Abdel et Enzo retraversent la grande verrière et disparaissent dans le grand hall, distraitement suivis du regard par Carlo Perdomo, portoricain de 41 ans, qui regarde par habitude du côté où ça bouge. Il n’arrête pas sa pensée sur les deux jeunes banlieusards, son cerveau classe au titre d’événement sans conséquence le passage d’Enzo et Abdel dans la grande travée, ses yeux n’ont fait vers eux qu’un écart avant de se reposer sur le visage de Juan, 11 ans, son plus grand fils. Il est à genoux par terre, les coudes sur le grand canapé rouge où, entre hommes, les Perdomo sont venus boire un verre ce soir. Ils ont laissé femme, mère, fils, fille, frère et sœur dans l’une des luxueuses chambres de l’Intercontinental, et ils sont descendus là, profiter du repos entre deux défis. Juan, onze ans, est champion d’optimiste. Pedro, quarante et un an, est un champion dans les affaires.

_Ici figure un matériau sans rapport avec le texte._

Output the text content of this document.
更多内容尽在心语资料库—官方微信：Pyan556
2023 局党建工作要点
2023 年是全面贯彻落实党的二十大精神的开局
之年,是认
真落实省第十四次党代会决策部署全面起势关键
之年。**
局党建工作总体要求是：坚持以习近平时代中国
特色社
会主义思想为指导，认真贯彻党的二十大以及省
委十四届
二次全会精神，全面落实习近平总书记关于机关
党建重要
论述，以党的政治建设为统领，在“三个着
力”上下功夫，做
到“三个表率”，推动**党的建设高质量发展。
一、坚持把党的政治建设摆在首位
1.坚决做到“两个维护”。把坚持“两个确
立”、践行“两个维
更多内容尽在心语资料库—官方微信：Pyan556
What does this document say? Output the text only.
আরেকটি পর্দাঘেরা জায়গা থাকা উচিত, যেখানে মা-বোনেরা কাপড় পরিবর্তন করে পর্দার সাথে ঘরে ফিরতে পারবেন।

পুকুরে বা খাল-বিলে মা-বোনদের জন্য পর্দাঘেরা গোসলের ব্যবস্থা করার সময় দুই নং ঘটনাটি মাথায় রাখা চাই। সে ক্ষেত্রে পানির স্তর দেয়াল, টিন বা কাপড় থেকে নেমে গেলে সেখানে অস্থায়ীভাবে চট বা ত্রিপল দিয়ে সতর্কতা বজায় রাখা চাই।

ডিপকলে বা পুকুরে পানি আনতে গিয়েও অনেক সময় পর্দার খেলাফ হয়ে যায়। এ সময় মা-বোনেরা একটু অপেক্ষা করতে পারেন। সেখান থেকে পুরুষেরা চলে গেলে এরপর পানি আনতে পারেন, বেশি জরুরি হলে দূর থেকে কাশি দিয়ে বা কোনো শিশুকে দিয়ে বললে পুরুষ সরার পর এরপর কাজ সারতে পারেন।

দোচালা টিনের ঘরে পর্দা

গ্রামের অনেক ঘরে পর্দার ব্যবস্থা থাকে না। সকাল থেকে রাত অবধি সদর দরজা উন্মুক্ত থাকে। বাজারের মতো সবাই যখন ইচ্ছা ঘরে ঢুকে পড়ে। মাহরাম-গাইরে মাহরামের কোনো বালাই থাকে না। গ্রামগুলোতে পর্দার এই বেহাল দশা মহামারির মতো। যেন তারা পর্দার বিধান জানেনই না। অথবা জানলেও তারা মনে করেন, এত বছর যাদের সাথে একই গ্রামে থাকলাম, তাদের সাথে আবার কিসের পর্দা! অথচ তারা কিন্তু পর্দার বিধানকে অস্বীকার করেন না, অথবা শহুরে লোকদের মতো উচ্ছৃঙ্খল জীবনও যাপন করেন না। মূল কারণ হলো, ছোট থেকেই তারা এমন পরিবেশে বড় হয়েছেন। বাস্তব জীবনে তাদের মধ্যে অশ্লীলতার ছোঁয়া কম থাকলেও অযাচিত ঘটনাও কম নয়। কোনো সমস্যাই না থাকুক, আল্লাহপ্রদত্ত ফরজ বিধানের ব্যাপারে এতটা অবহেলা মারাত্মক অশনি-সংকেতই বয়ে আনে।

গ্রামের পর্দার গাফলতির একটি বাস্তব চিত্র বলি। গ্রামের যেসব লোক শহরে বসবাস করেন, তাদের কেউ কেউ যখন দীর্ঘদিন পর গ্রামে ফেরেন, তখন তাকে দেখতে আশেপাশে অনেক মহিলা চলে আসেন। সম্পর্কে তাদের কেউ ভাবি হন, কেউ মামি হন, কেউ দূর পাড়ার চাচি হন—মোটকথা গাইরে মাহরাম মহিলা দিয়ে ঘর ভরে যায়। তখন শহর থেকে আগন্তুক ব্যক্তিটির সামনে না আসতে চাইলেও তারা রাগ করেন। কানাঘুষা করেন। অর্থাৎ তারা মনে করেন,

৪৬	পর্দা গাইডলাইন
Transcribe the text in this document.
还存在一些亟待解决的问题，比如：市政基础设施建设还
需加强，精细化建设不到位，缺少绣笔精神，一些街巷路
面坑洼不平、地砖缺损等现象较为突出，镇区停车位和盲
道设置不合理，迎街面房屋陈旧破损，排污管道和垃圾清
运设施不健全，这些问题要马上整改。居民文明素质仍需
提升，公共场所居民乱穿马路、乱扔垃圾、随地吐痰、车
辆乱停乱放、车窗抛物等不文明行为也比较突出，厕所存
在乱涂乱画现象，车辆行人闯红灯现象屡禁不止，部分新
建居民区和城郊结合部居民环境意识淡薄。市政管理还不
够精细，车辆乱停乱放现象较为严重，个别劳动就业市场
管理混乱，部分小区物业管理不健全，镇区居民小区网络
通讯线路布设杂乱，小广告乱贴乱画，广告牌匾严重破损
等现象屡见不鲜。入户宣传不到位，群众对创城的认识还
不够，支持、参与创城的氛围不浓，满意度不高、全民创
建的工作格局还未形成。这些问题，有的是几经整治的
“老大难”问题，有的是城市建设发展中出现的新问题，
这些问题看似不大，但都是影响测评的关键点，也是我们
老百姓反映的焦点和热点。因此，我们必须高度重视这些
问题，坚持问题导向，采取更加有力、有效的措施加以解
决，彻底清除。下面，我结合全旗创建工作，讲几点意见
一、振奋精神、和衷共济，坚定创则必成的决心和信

Pedro se lève tous les matins à cinq heures, pour s’entraîner au tennis entre six heures et sept heures trente. Il emmène ensuite ses enfants à l’école et rentre chez lui le soir vers vingt et une heures mais Juan est déjà couché. Ce ce qu’il appelle la “saison des impôts”, quand son métier d'avocat fiscaliste lui rapporte le plus d'argent. Hors saison, il travaille moins et peut chercher Juan à la voile. Il s’entraîne neuf heures par semaine, en sortant de l’école américaine ou le niveau n’est pas mauvais. “Tu travailles bien, n’est-ce pas, Juan”. Avant que je n’arrive, tous les deux parlaient d’avenir et Juan demandait à son père quand il arrêterait de travailler. Car Pedro en a marre, il voudrait vivre en Europe et s’arrêter pour souffler. Il a assez été le meilleur, il a gagné suffisamment. “Encore deux ans, répond-t-il a son fils. Après, ce sera ton tour”.